0830: Hospital ward round, visiting and reviewing the care of my patients. There is now appropriate recompense for GPs’ hospital visits under the ‘Continuity of Care’ program that was established under the new Medicare agreement – and the improved patient outcomes and avoidance of duplication has saved millions. Hospital care now reflects the same partnerships (between GPs, specialists and other health providers) that had long characterised a patient’s normal (outpatient) care.
0930: Arrive in surgery for morning session
• a 65 year old man, recently admitted with LVF, now undergoing rehabilitation through the Priority Health Care Program under my supervision. I review his community based program, increase his target walking distance, and indicate on his (computer based) care-plan that he would benefit from a dietician’s review. (My practice nurse will review all modified care-plans and arranges the recommendations.) Care plans are no longer seen as an administrative ‘hoop’, and have become a most useful tool in the daily management of each patient.
• a 21 year old woman with probable PID. The clinical software recommends an empiric treatment and dose based on the patient’s age, weight, history and on local sensitivities, using inbuilt therapeutic guidelines. The guidelines are automatically updated.
• a 10 year old boy, whose mother gives a history of recent onset asthma, acute last night. My practice nurse performs respiratory function tests that confirm the diagnosis. We arrange appropriate management, and he will be reviewed by me over the phone tomorrow and in the surgery in two weeks, having seen my nurse for an asthma education review in the interim. He will be further reviewed in two months, completing the asthma 3+ program.
I share lunch in the tea room with my partners, who are also running on time. One of them has that morning convened a conference in the local nursing home in which management plans were reviewed for all our residents. The nursing manager, physio, speech pathologist and occupational therapist attended. He was (almost) finding interest in his nursing home rounds now.
1300: Our division rep attends for our monthly meeting. She lets us know about a new specific incentive payment. She and the division IT officer have already met with the practice manager and nurse, and the systems are in place for us to comply with the reporting requirements, if we choose to take up the offer.
The division’s quality practice educator accompanies her on this visit, to let us know about the latest evidence concerning medication use in depression. He also tells us about any recent POEMS that have been published (POEMS being Patient-Orientated Evidence that Matters – outcome based evidence that changes the way we manage a common condition). He also reminds us that POEMS about less commonly encountered conditions are available on the MedAu web site, so that they will be available in a timely manner if we should need them.
1330: Phone calls
At this time each day I take my phone calls. Today, a case teleconference has been arranged with the drug and alcohol counsellor and a child psychologist, who had both reviewed a troubled adolescent I had referred the previous week.
One of my other calls is from the boy’s mother, so it was good that I was up to date with his progress, rather than somewhat in the dark, as used to happen.
1400: Afternoon session
• a 4 year old for his pre-school check up. The division has established a GP managed ‘Family Care Centre’ that provides resources and education in parenting issues as well as a day hospital for management of postnatal problems. Therefore I have resource material to assist the parents with their child’s sleep problem, and I confirm that they are attending the parent effectiveness training evenings that the local GPs and the centre conduct at the schools.

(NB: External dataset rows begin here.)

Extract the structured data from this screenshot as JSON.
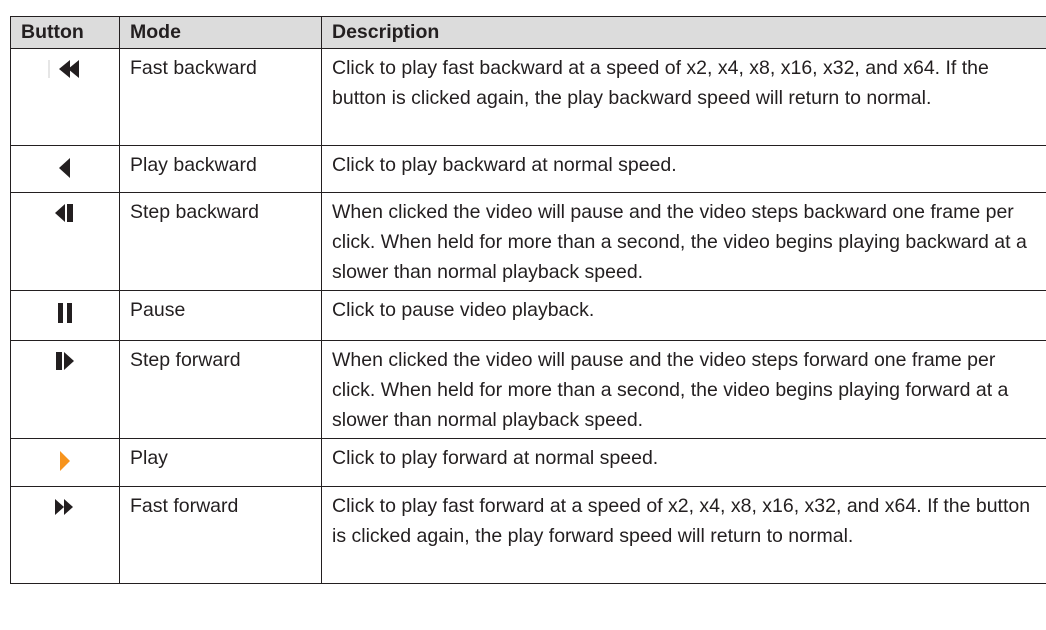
{
  "table": {
    "headers": {
      "button": "Button",
      "mode": "Mode",
      "description": "Description"
    },
    "rows": [
      {
        "icon": "fast-backward-icon",
        "mode": "Fast backward",
        "description": "Click to play fast backward at a speed of x2, x4, x8, x16, x32, and x64. If the button is clicked again, the play backward speed will return to normal."
      },
      {
        "icon": "play-backward-icon",
        "mode": "Play backward",
        "description": "Click to play backward at normal speed."
      },
      {
        "icon": "step-backward-icon",
        "mode": "Step backward",
        "description": "When clicked the video will pause and the video steps backward one frame per click. When held for more than a second, the video begins playing backward at a slower than normal playback speed."
      },
      {
        "icon": "pause-icon",
        "mode": "Pause",
        "description": "Click to pause video playback."
      },
      {
        "icon": "step-forward-icon",
        "mode": "Step forward",
        "description": "When clicked the video will pause and the video steps forward one frame per click. When held for more than a second, the video begins playing forward at a slower than normal playback speed."
      },
      {
        "icon": "play-icon",
        "mode": "Play",
        "description": "Click to play forward at normal speed."
      },
      {
        "icon": "fast-forward-icon",
        "mode": "Fast forward",
        "description": "Click to play fast forward at a speed of x2, x4, x8, x16, x32, and x64. If the button is clicked again, the play forward speed will return to normal."
      }
    ]
  },
  "colors": {
    "header_bg": "#dcdcdc",
    "border": "#231f20",
    "icon_dark": "#231f20",
    "play_accent": "#f7941d"
  }
}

Parents now accept these workshops for ‘normal’ families at various stages of their child’s development, just as they do prenatal classes. (The division supports other centres of GP expertise in drug and alcohol, palliative care and mental health.)

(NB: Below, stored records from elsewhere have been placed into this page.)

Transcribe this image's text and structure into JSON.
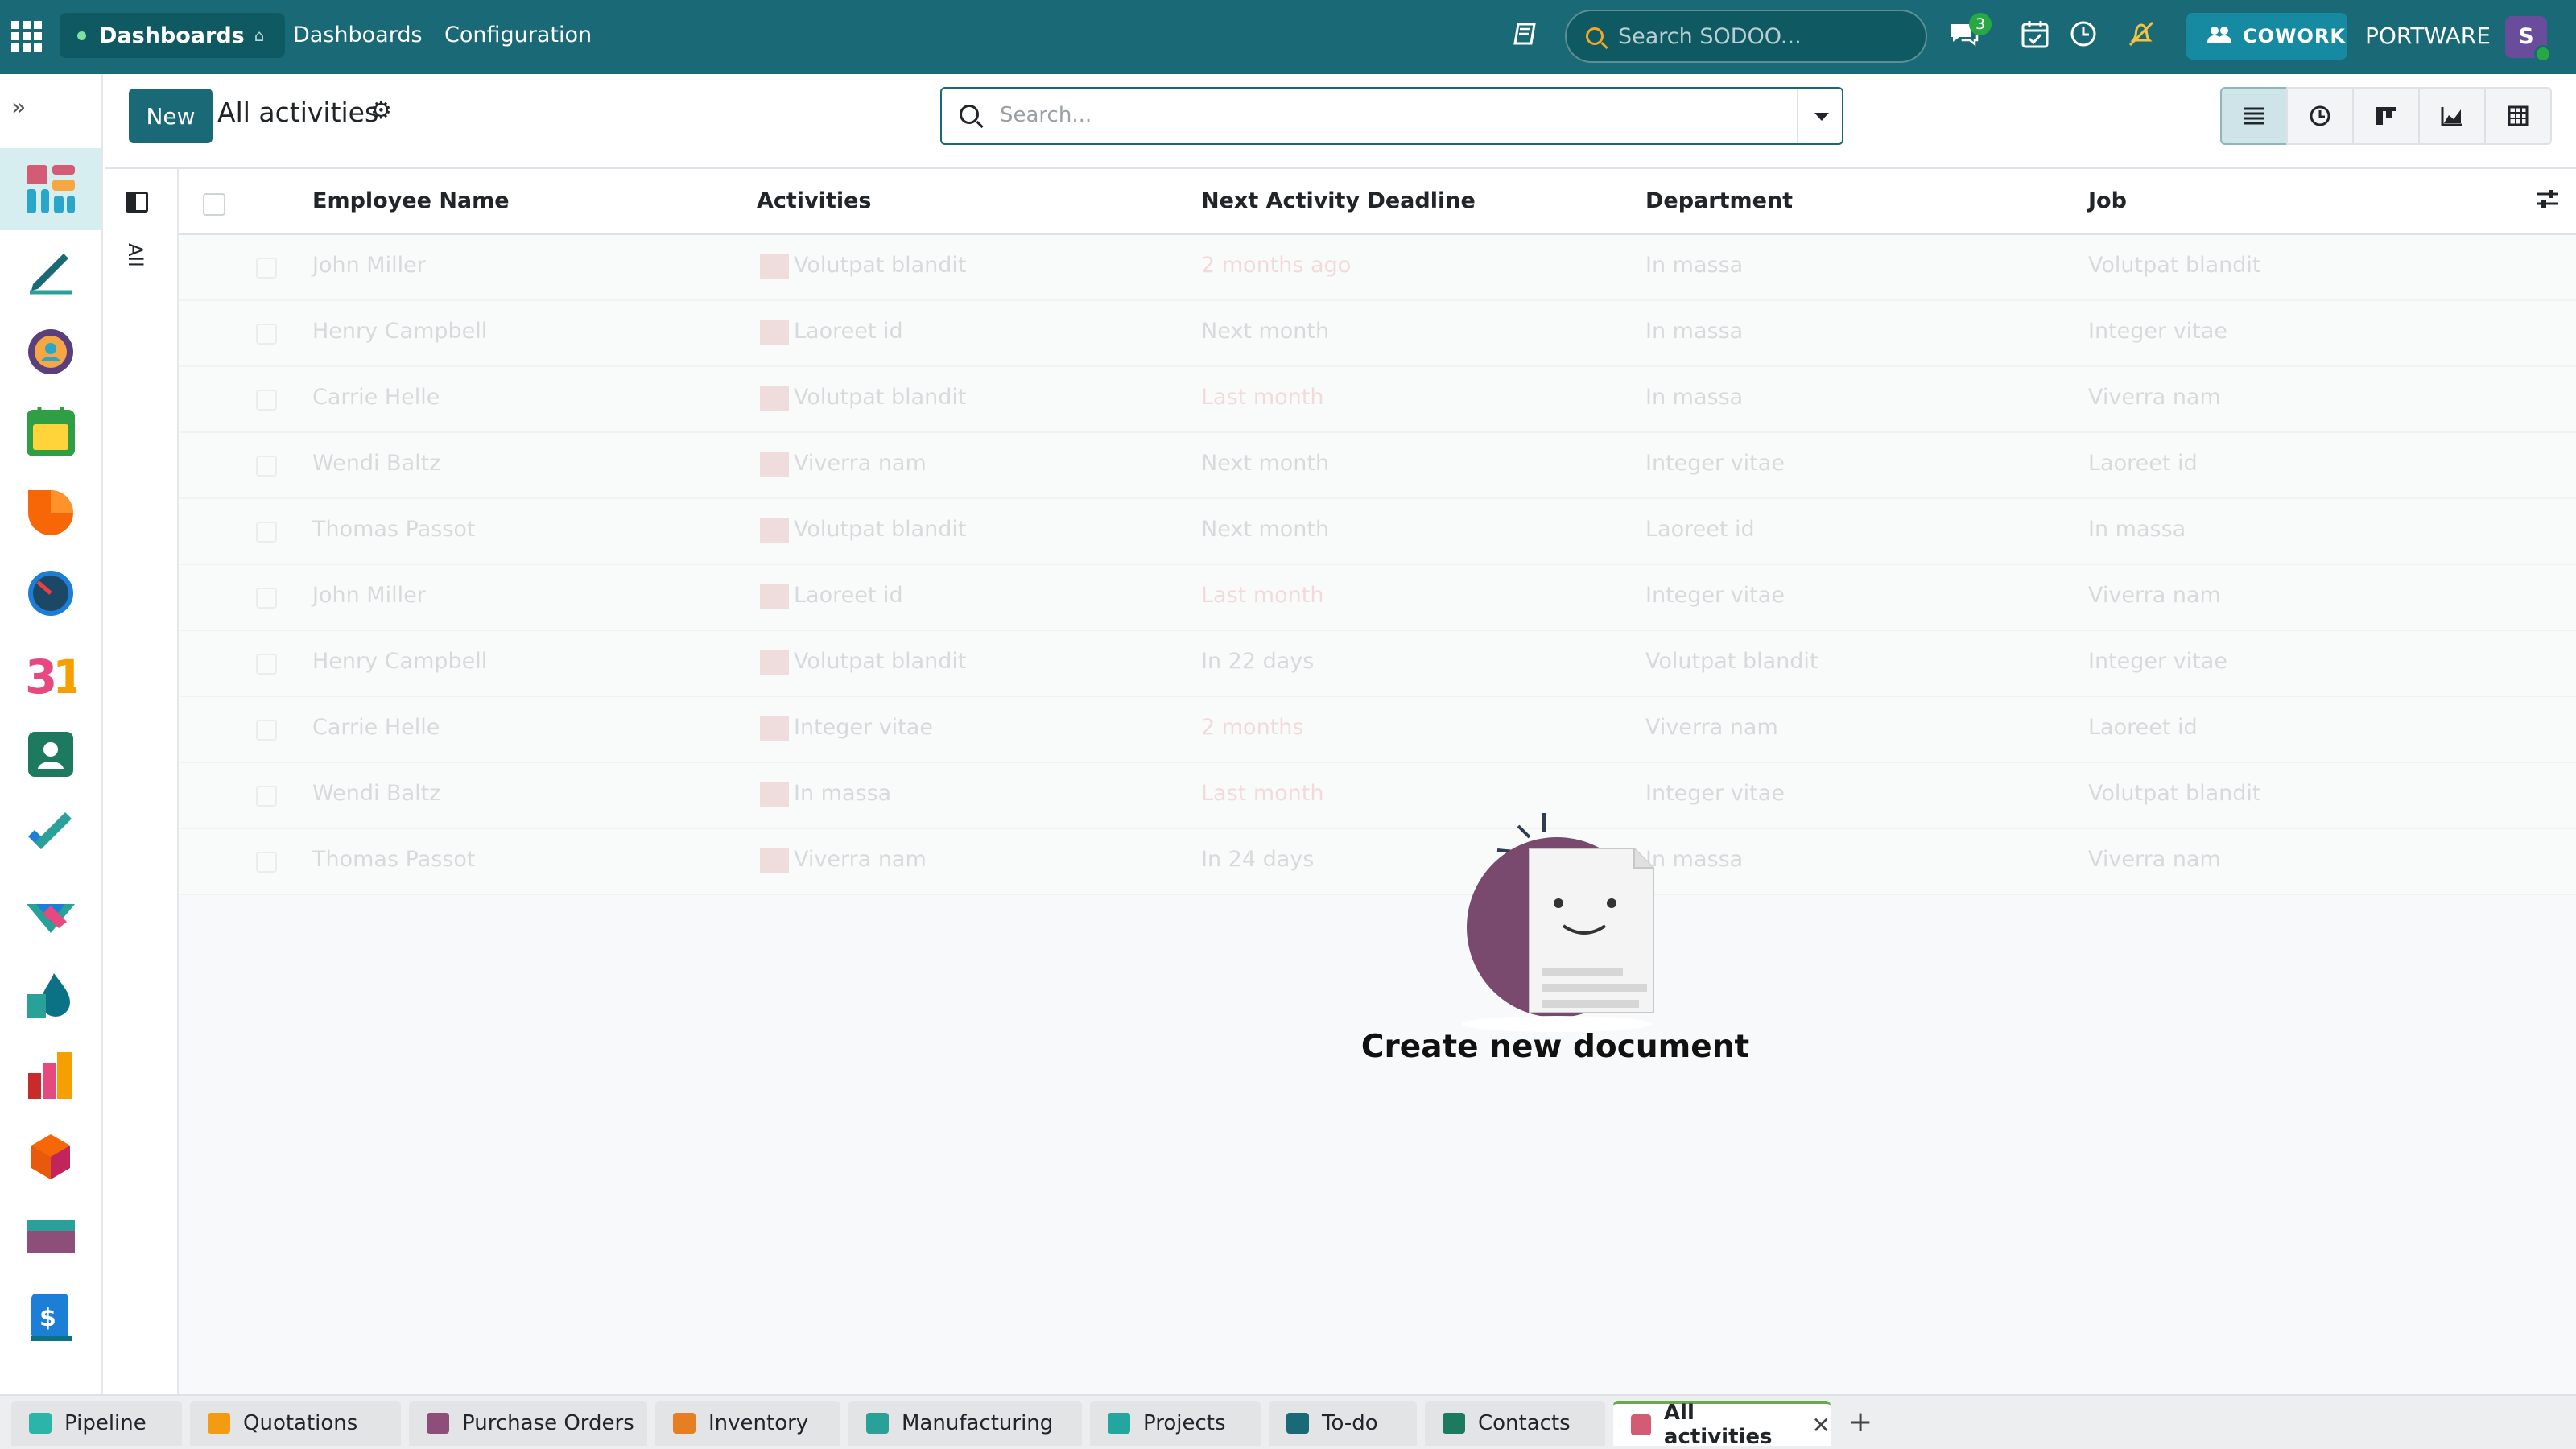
{
  "navbar": {
    "brand": "Dashboards",
    "menu": [
      "Dashboards",
      "Configuration"
    ],
    "search_placeholder": "Search SODOO...",
    "messages_badge": "3",
    "cowork_label": "COWORK",
    "company": "PORTWARE",
    "avatar_initial": "S"
  },
  "control_panel": {
    "new_label": "New",
    "title": "All activities",
    "search_placeholder": "Search..."
  },
  "side_panel": {
    "label": "All"
  },
  "table": {
    "columns": [
      "Employee Name",
      "Activities",
      "Next Activity Deadline",
      "Department",
      "Job"
    ],
    "rows": [
      {
        "name": "John Miller",
        "activity": "Volutpat blandit",
        "deadline": "2 months ago",
        "overdue": true,
        "department": "In massa",
        "job": "Volutpat blandit"
      },
      {
        "name": "Henry Campbell",
        "activity": "Laoreet id",
        "deadline": "Next month",
        "overdue": false,
        "department": "In massa",
        "job": "Integer vitae"
      },
      {
        "name": "Carrie Helle",
        "activity": "Volutpat blandit",
        "deadline": "Last month",
        "overdue": true,
        "department": "In massa",
        "job": "Viverra nam"
      },
      {
        "name": "Wendi Baltz",
        "activity": "Viverra nam",
        "deadline": "Next month",
        "overdue": false,
        "department": "Integer vitae",
        "job": "Laoreet id"
      },
      {
        "name": "Thomas Passot",
        "activity": "Volutpat blandit",
        "deadline": "Next month",
        "overdue": false,
        "department": "Laoreet id",
        "job": "In massa"
      },
      {
        "name": "John Miller",
        "activity": "Laoreet id",
        "deadline": "Last month",
        "overdue": true,
        "department": "Integer vitae",
        "job": "Viverra nam"
      },
      {
        "name": "Henry Campbell",
        "activity": "Volutpat blandit",
        "deadline": "In 22 days",
        "overdue": false,
        "department": "Volutpat blandit",
        "job": "Integer vitae"
      },
      {
        "name": "Carrie Helle",
        "activity": "Integer vitae",
        "deadline": "2 months",
        "overdue": true,
        "department": "Viverra nam",
        "job": "Laoreet id"
      },
      {
        "name": "Wendi Baltz",
        "activity": "In massa",
        "deadline": "Last month",
        "overdue": true,
        "department": "Integer vitae",
        "job": "Volutpat blandit"
      },
      {
        "name": "Thomas Passot",
        "activity": "Viverra nam",
        "deadline": "In 24 days",
        "overdue": false,
        "department": "In massa",
        "job": "Viverra nam"
      }
    ]
  },
  "empty_state": {
    "title": "Create new document"
  },
  "bottom_tabs": [
    {
      "label": "Pipeline",
      "icon": "pipeline-icon",
      "color": "#2bb5a8"
    },
    {
      "label": "Quotations",
      "icon": "quotations-icon",
      "color": "#f39c12"
    },
    {
      "label": "Purchase Orders",
      "icon": "purchase-icon",
      "color": "#8e4e7a"
    },
    {
      "label": "Inventory",
      "icon": "inventory-icon",
      "color": "#e67e22"
    },
    {
      "label": "Manufacturing",
      "icon": "manufacturing-icon",
      "color": "#2aa198"
    },
    {
      "label": "Projects",
      "icon": "projects-icon",
      "color": "#23a6a0"
    },
    {
      "label": "To-do",
      "icon": "todo-icon",
      "color": "#196a76"
    },
    {
      "label": "Contacts",
      "icon": "contacts-icon",
      "color": "#1d7a5f"
    },
    {
      "label": "All activities",
      "icon": "activities-icon",
      "color": "#d35b73",
      "active": true
    }
  ],
  "colors": {
    "navbar": "#196a76",
    "accent": "#196a76",
    "overdue": "#d9534f",
    "online": "#28a745"
  }
}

• a 78 year old man for his health assessment. He has seen my practice nurse the previous week and the summary is available to me on the computer. I perform a general physical examination and arrange carotid studies for his loud bruit. I note that he is up to date with his recommended screening activities and immunisations.
1645: Meeting with practice nurse.
My partners and I meet with our practice nurse frequently. Today she has figures on the effectiveness of a recent program we instituted for our diabetic patients, and the progress of a study we are conducting into the value of FHH screening. She also presents us with population health statistics, as accurate epidemiological data is collated by the division on behalf of the local GPs.

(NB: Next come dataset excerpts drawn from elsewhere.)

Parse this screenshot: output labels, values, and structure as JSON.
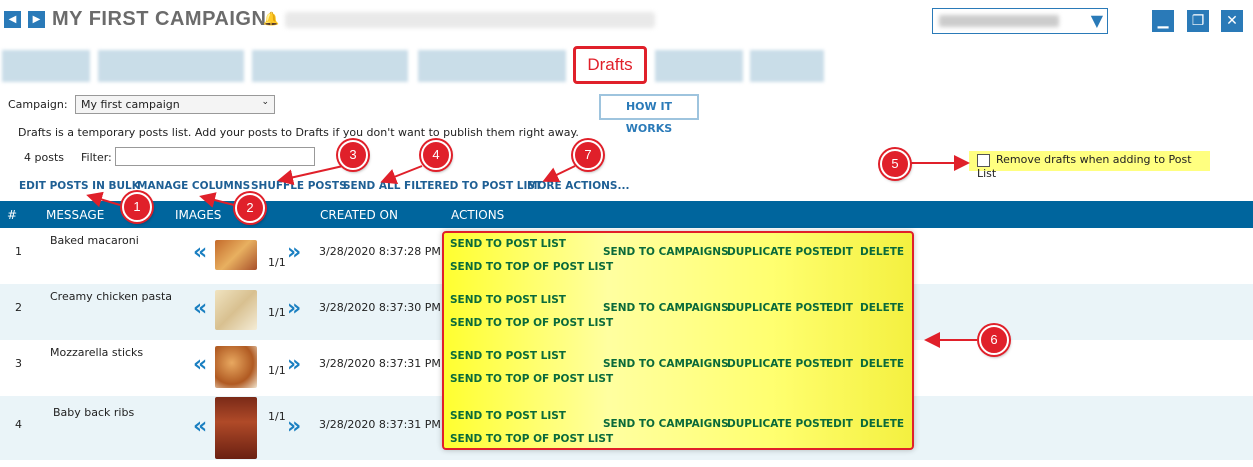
{
  "header": {
    "title": "MY FIRST CAMPAIGN",
    "prev_icon": "triangle-left",
    "next_icon": "triangle-right"
  },
  "window_buttons": [
    "minimize",
    "restore",
    "close"
  ],
  "tabs": {
    "active": "Drafts"
  },
  "controls": {
    "campaign_label": "Campaign:",
    "campaign_value": "My first campaign",
    "how_it_works": "HOW IT WORKS",
    "description": "Drafts is a temporary posts list. Add your posts to Drafts if you don't want to publish them right away.",
    "count": "4 posts",
    "filter_label": "Filter:",
    "filter_value": "",
    "remove_drafts": "Remove drafts when adding to Post List"
  },
  "toolbar": {
    "edit_bulk": "EDIT POSTS IN BULK",
    "manage_columns": "MANAGE COLUMNS",
    "shuffle": "SHUFFLE POSTS",
    "send_all": "SEND ALL FILTERED TO POST LIST",
    "more_actions": "MORE ACTIONS..."
  },
  "table": {
    "headers": [
      "#",
      "MESSAGE",
      "IMAGES",
      "CREATED ON",
      "ACTIONS"
    ],
    "rows": [
      {
        "num": "1",
        "message": "Baked macaroni",
        "images": "1/1",
        "created": "3/28/2020 8:37:28 PM"
      },
      {
        "num": "2",
        "message": "Creamy chicken pasta",
        "images": "1/1",
        "created": "3/28/2020 8:37:30 PM"
      },
      {
        "num": "3",
        "message": "Mozzarella sticks",
        "images": "1/1",
        "created": "3/28/2020 8:37:31 PM"
      },
      {
        "num": "4",
        "message": "Baby back ribs",
        "images": "1/1",
        "created": "3/28/2020 8:37:31 PM"
      }
    ],
    "actions": {
      "send_post_list": "SEND TO POST LIST",
      "send_top": "SEND TO TOP OF POST LIST",
      "send_campaigns": "SEND TO CAMPAIGNS",
      "duplicate": "DUPLICATE POST",
      "edit": "EDIT",
      "delete": "DELETE"
    }
  },
  "callouts": [
    "1",
    "2",
    "3",
    "4",
    "5",
    "6",
    "7"
  ],
  "colors": {
    "accent": "#00659d",
    "callout": "#e0202a",
    "highlight": "#ffff80"
  }
}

My correspondence arrives by encrypted email and is viewed and managed on the computer.
I have received two proposed discharge plans from the hospital, which I modify and return by email.
I check the pathology, Xray and specialist reports, and each patient is emailed their results, information and follow-up appointments, appropriately encrypted. The software will chase up those who do not acknowledge receipt.
1730: The computers are all backed up automatically – I don’t need to know how, it is taken care of by the division support staff.
There will a division board meeting tomorrow night – which is conducted efficiently over the internet.
Once a week, I am part of a small learning group that shares information, also over the net.
And some nights I am on emergency call for the practice.
But tonight I can drive home to my family, up-to-date, on time, in my new car, which is all paid off.